Resource constraints:

kubectl top nodes
kubectl top pods
kubectl describe node node-name

Event debugging:

kubectl get events --sort-by=.metadata.creationTimestamp
kubectl get events --field-selector involvedObject.name=pod-name

Production Checklist

  • Multi-zone cluster deployment
  • Resource requests and limits defined
  • Liveness and readiness probes configured
  • HPA enabled for scalability
  • Network policies implemented
  • RBAC properly configured
  • Secrets encrypted at rest
  • Image pull secrets configured
  • Monitoring and alerting setup
  • Centralized logging enabled
  • Backup and disaster recovery plan
  • Cost optimization reviewed
  • Security scanning integrated
  • CI/CD pipeline automated

Bottom Line

Kubernetes provides robust container orchestration at scale.
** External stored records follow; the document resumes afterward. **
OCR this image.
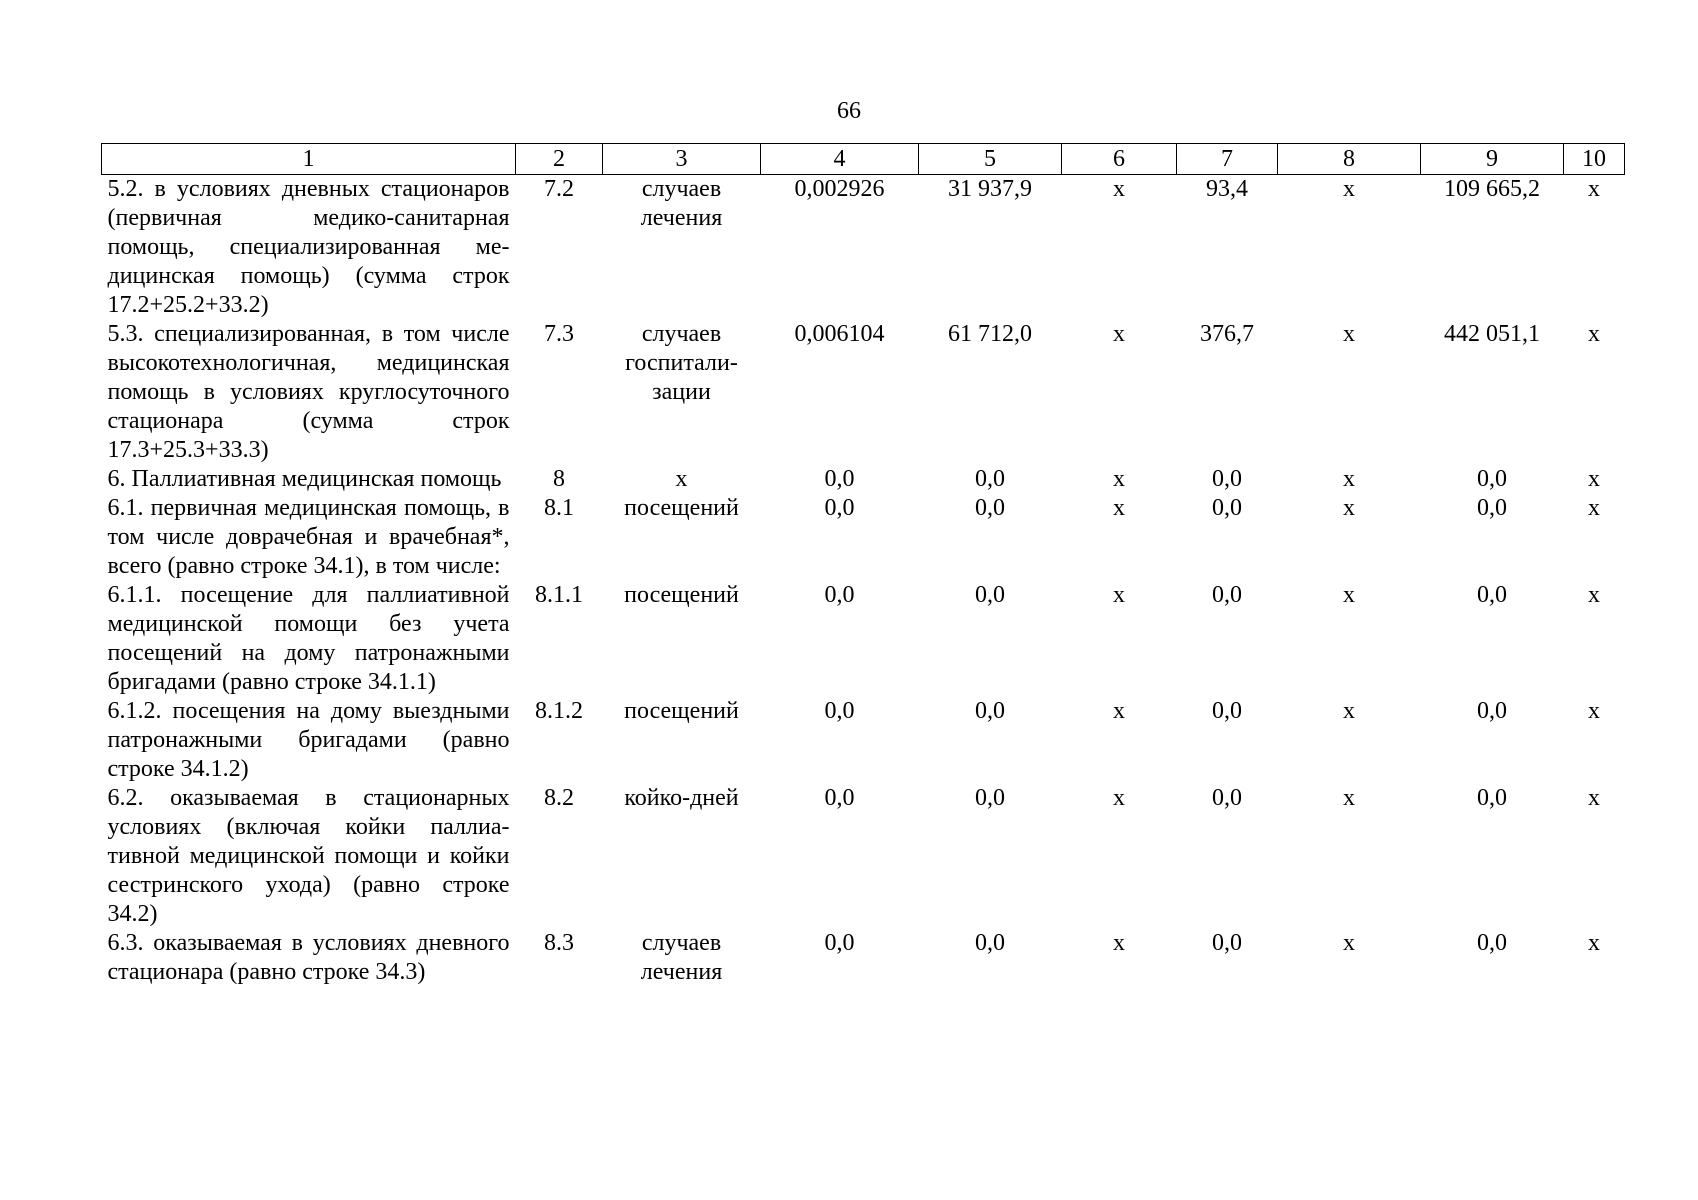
66
1	2	3	4	5	6	7	8	9	10
5.2. в условиях дневных стационаров (первичная медико-санитарная помощь, специализированная медицинская помощь) (сумма строк 17.2+25.2+33.2)	7.2	случаев лечения	0,002926	31 937,9	х	93,4	х	109 665,2	х
5.3. специализированная, в том числе высокотехнологичная, медицинская помощь в условиях круглосуточного стационара (сумма строк 17.3+25.3+33.3)	7.3	случаев госпитализации	0,006104	61 712,0	х	376,7	х	442 051,1	х
6. Паллиативная медицинская помощь	8	х	0,0	0,0	х	0,0	х	0,0	х
6.1. первичная медицинская помощь, в том числе доврачебная и врачебная*, всего (равно строке 34.1), в том числе:	8.1	посещений	0,0	0,0	х	0,0	х	0,0	х
6.1.1. посещение для паллиативной медицинской помощи без учета посещений на дому патронажными бригадами (равно строке 34.1.1)	8.1.1	посещений	0,0	0,0	х	0,0	х	0,0	х
6.1.2. посещения на дому выездными патронажными бригадами (равно строке 34.1.2)	8.1.2	посещений	0,0	0,0	х	0,0	х	0,0	х
6.2. оказываемая в стационарных условиях (включая койки паллиативной медицинской помощи и койки сестринского ухода) (равно строке 34.2)	8.2	койко-дней	0,0	0,0	х	0,0	х	0,0	х
6.3. оказываемая в условиях дневного стационара (равно строке 34.3)	8.3	случаев лечения	0,0	0,0	х	0,0	х	0,0	х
Steep learning curve justified by operational benefits: automated scaling, self-healing, and declarative configuration. Start small with managed services (GKE, EKS, AKS) to minimize operational overhead. Use Helm for package management and ArgoCD for GitOps workflows. Invest in monitoring, logging, and security from day one.